Aujourd’hui les plus durs parmi les Pasdaran et les chefs des milices bassidje courent le risque d’un isolement politique. Le recours à la violence et les manquements aux principes de la république islamique ont provoqué l’union des modérés, des réformateurs, des libéraux, de la bourgeoisie marchande et du monde ouvrier. En 1979 le Shah perdit le pouvoir parce qu’il avait provoqué la coalition de la plus grande partie de la société iranienne de Khomeini aux Moujaheddines du peuple en passant par le parti communiste et la bourgeoisie libérale. Dans ces conditions il est impératif de reconsidérer la stratégie des sanctions. Il est toujours impossible déterminer si elles affectent le citoyen ordinaire ou les dirigeants ; impossible mesurer jusqu’à quel point elles renforcent le régime qui les attribue au soi disant complot « impérialiste sioniste ». Une chose est certaine : sur l’ensemble du spectre des partis politiques et organisations syndicales les sanctions ne sont pas les bienvenues pas plus que l’éventuelle option militaire. Reporter à plus tard l’aggravation des sanctions ne suffit donc pas.

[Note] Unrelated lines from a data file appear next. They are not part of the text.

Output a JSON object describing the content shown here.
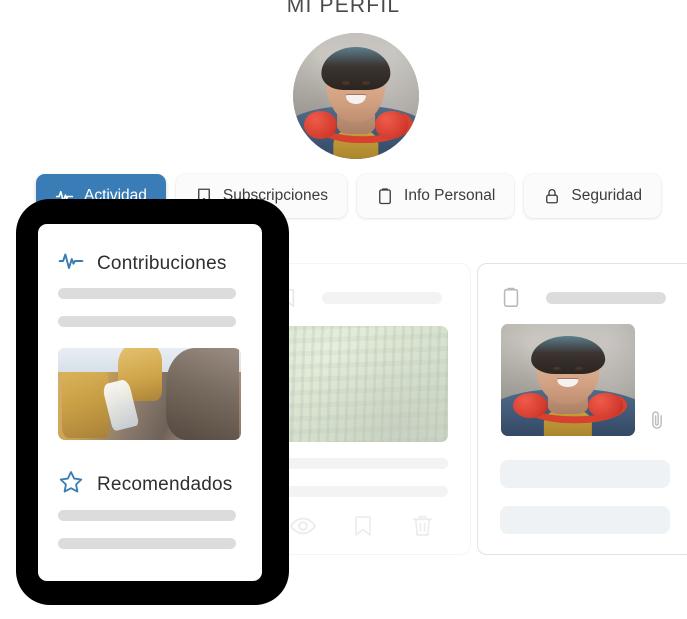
{
  "page": {
    "title": "MI PERFIL",
    "background_color": "#ffffff"
  },
  "avatar": {
    "alt": "Foto de perfil de usuario con auriculares rojos y chaqueta vaquera",
    "shape": "circle"
  },
  "tabs": [
    {
      "label": "Actividad",
      "icon": "activity-pulse-icon",
      "active": true,
      "accent_color": "#3a7cb5"
    },
    {
      "label": "Subscripciones",
      "icon": "bookmark-icon",
      "active": false,
      "accent_color": "#fbfbfb"
    },
    {
      "label": "Info Personal",
      "icon": "clipboard-icon",
      "active": false,
      "accent_color": "#fbfbfb"
    },
    {
      "label": "Seguridad",
      "icon": "lock-icon",
      "active": false,
      "accent_color": "#fbfbfb"
    }
  ],
  "front_card": {
    "sections": [
      {
        "title": "Contribuciones",
        "icon": "activity-pulse-icon",
        "icon_color": "#3a7cb5",
        "placeholder_bars": 2,
        "image_alt": "Personas con guantes amarillos recogiendo botellas de plastico"
      },
      {
        "title": "Recomendados",
        "icon": "star-icon",
        "icon_color": "#3a7cb5",
        "placeholder_bars": 2
      }
    ]
  },
  "middle_card": {
    "header_icon": "bookmark-icon",
    "header_bar": true,
    "image_alt": "Bosque de pinos visto desde arriba",
    "placeholder_bars": 2,
    "actions": [
      {
        "icon": "eye-icon",
        "label": "Ver"
      },
      {
        "icon": "bookmark-icon",
        "label": "Guardar"
      },
      {
        "icon": "trash-icon",
        "label": "Eliminar"
      }
    ]
  },
  "right_card": {
    "header_icon": "clipboard-icon",
    "header_bar": true,
    "image_alt": "Retrato de usuario con auriculares rojos",
    "attachment_icon": "paperclip-icon",
    "fields": 2
  },
  "colors": {
    "accent": "#3a7cb5",
    "skeleton": "#dcdcdc",
    "field": "#eef2f4",
    "card_border": "#e3e3e3",
    "frame": "#000000",
    "text": "#2f2f2f",
    "title": "#4a4a4a"
  }
}
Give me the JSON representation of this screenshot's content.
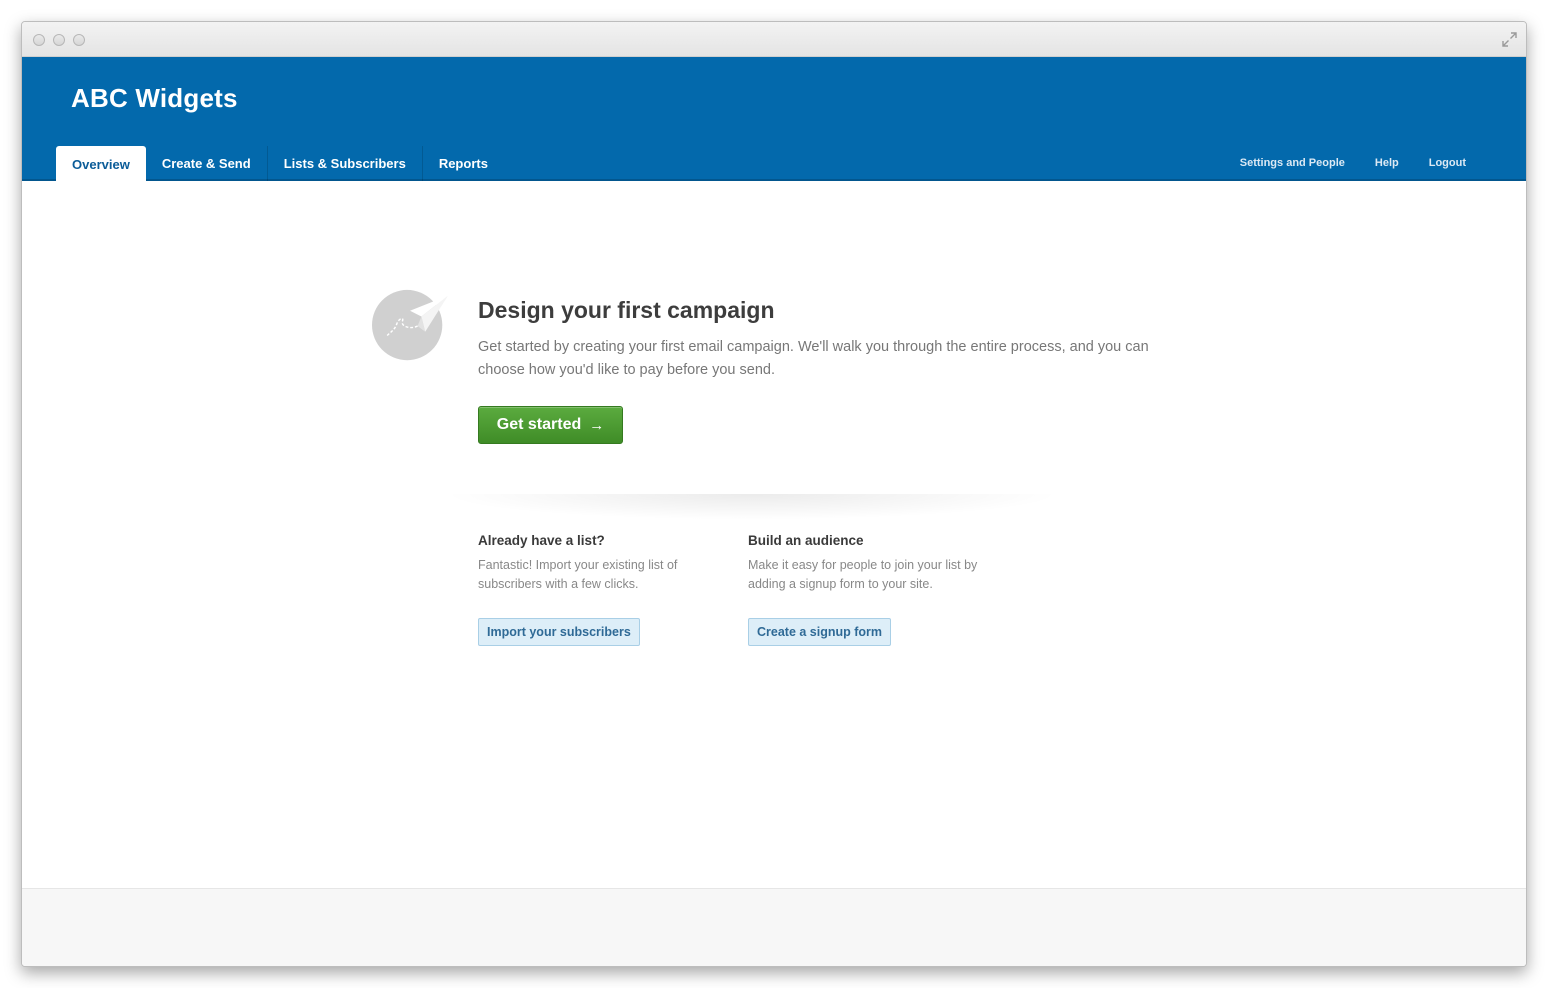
{
  "app": {
    "brand": "ABC Widgets"
  },
  "nav": {
    "tabs": [
      {
        "label": "Overview",
        "active": true
      },
      {
        "label": "Create & Send",
        "active": false
      },
      {
        "label": "Lists & Subscribers",
        "active": false
      },
      {
        "label": "Reports",
        "active": false
      }
    ],
    "utility": [
      {
        "label": "Settings and People"
      },
      {
        "label": "Help"
      },
      {
        "label": "Logout"
      }
    ]
  },
  "hero": {
    "icon": "paper-plane-icon",
    "title": "Design your first campaign",
    "text": "Get started by creating your first email campaign. We'll walk you through the entire process, and you can choose how you'd like to pay before you send.",
    "button_label": "Get started",
    "button_arrow": "→"
  },
  "columns": [
    {
      "title": "Already have a list?",
      "text": "Fantastic! Import your existing list of subscribers with a few clicks.",
      "button_label": "Import your subscribers"
    },
    {
      "title": "Build an audience",
      "text": "Make it easy for people to join your list by adding a signup form to your site.",
      "button_label": "Create a signup form"
    }
  ],
  "colors": {
    "header": "#0369ac",
    "primary_button": "#4a9a31",
    "secondary_button": "#ddeef8"
  }
}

Prenant une initiative courageuse, le Conseil de sécurité devrait sans tarder déclarer un moratoire sur les sanctions pour une durée indéterminée jusqu’au retour d’une stabilisation pacifique en Iran. Il ferait clairement entendre que la répression brutale, les meurtres et l’intimidation, si elles devaient l’emporter, provoqueraient un retour des sanctions visant directement les personnes et les biens de ce qui ne serait plus qu’une junte illégitime. Un tel geste, loin d’apparaître comme un signe de faiblesse, permettrait à l’ensemble de la société iranienne de trouver par elle-même dans le calme une solution à ses difficultés, tout en sachant que la communauté internationale veille ; qu’elle est prête au dialogue, qu’elle soutient la justice et respecte les valeurs d’une grande civilisation mais qu’elle entend réagir durement contre un despotisme brutal qui n’est ni iranien ni musulman.